Josh Giegel and Sara Luchian next to XP-2.

Virgin Hyperloop

Luchian may have been a first passenger, but she won't be the last. Luchian says the two-person XP–2 will be quite different to the 28-person final pod people will one day ride in. There likely won’t be any windows on the public version, too.

Luchian also says that, for everyday riders, the final pod will “need to be more comfortable” than XP–2.

The acceleration was also somewhere around two to three times higher than it will be on public tracks. The XP–2 felt “sporty” and “zippy,” but public riders are “barely going to feel the push back," she says. With a longer track the firm can accelerate at a much more gradual rate. That means a less intense ride despite a faster pod.

Having said that, many aspects felt remarkably normal.

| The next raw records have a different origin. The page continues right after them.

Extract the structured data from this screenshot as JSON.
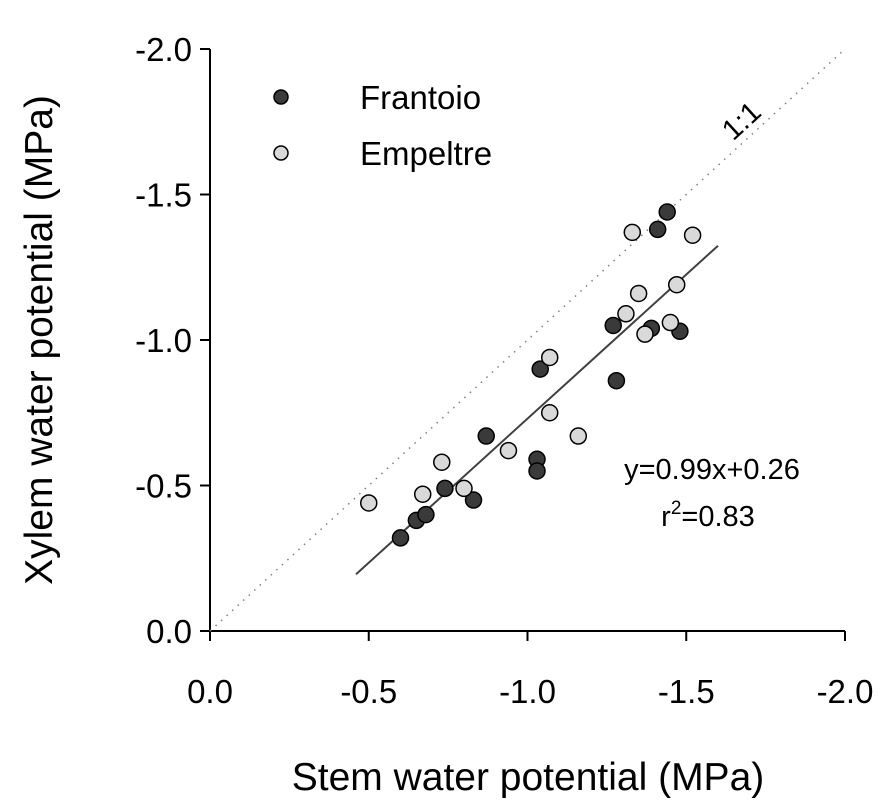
{
  "chart_data": {
    "type": "scatter",
    "xlabel": "Stem water potential (MPa)",
    "ylabel": "Xylem water potential (MPa)",
    "xlim": [
      0,
      -2.0
    ],
    "ylim": [
      0,
      -2.0
    ],
    "xticks": [
      {
        "value": 0,
        "label": "0.0"
      },
      -0.5,
      {
        "value": -1.0,
        "label": "-1.0"
      },
      -1.5,
      {
        "value": -2.0,
        "label": "-2.0"
      }
    ],
    "yticks": [
      {
        "value": 0,
        "label": "0.0"
      },
      -0.5,
      {
        "value": -1.0,
        "label": "-1.0"
      },
      -1.5,
      {
        "value": -2.0,
        "label": "-2.0"
      }
    ],
    "legend": "top-left",
    "series": [
      {
        "name": "Frantoio",
        "color": "#3a3a3a",
        "x": [
          -0.6,
          -0.65,
          -0.68,
          -0.74,
          -0.83,
          -0.87,
          -1.03,
          -1.03,
          -1.04,
          -1.27,
          -1.28,
          -1.41,
          -1.44,
          -1.39,
          -1.48
        ],
        "values": [
          -0.32,
          -0.38,
          -0.4,
          -0.49,
          -0.45,
          -0.67,
          -0.59,
          -0.55,
          -0.9,
          -1.05,
          -0.86,
          -1.38,
          -1.44,
          -1.04,
          -1.03
        ]
      },
      {
        "name": "Empeltre",
        "color": "#d9d9d9",
        "x": [
          -0.5,
          -0.67,
          -0.73,
          -0.8,
          -0.94,
          -1.07,
          -1.07,
          -1.16,
          -1.33,
          -1.31,
          -1.35,
          -1.37,
          -1.47,
          -1.45,
          -1.52
        ],
        "values": [
          -0.44,
          -0.47,
          -0.58,
          -0.49,
          -0.62,
          -0.94,
          -0.75,
          -0.67,
          -1.37,
          -1.09,
          -1.16,
          -1.02,
          -1.19,
          -1.06,
          -1.36
        ]
      }
    ],
    "regression": {
      "x": [
        -0.46,
        -1.6
      ],
      "values": [
        -0.195,
        -1.324
      ],
      "color": "#404040"
    },
    "identity_line": {
      "label": "1:1",
      "color": "#808080"
    },
    "equation": "y=0.99x+0.26",
    "r_squared": {
      "base": "r",
      "sup": "2",
      "rest": "=0.83"
    }
  }
}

The pair wore regular everyday clothes, rather than flight suits or safety gear.

“It did feel a lot like a train going through a tunnel,” Luchian says. “My frame of reference, having grown up in the northeast, and taking the subway in New York City to my job every day and every evening for eight or 10 years, is it’s like a train or a subway.”

Concept art for a Virgin Hyperloop track.

Virgin Hyperloop

Virgin Hyperloop plans to build a certification center in West Virginia, complete with a six-mile-long test track. The goal is to get safety certification for the system, before moving onto building the first track.

Luchian’s job now is to make the hyperloop as comfortable as possible. The team is working on the interior of the final 28-person pod, with plans to share the design “quite soon.”

It may take decades to understand the significance of November 8, 2020. Hyperloop could burn out as an expensive flash in the pan with limited use, similar to past 1980s experiments with maglev. Or it could transform our ideas of time and place, reduce carbon emissions, and ultimately bring communities closer together.

“I mean, did the Wright Brothers at Kitty Hawk ever envision the Dreamliner?” Luchian says.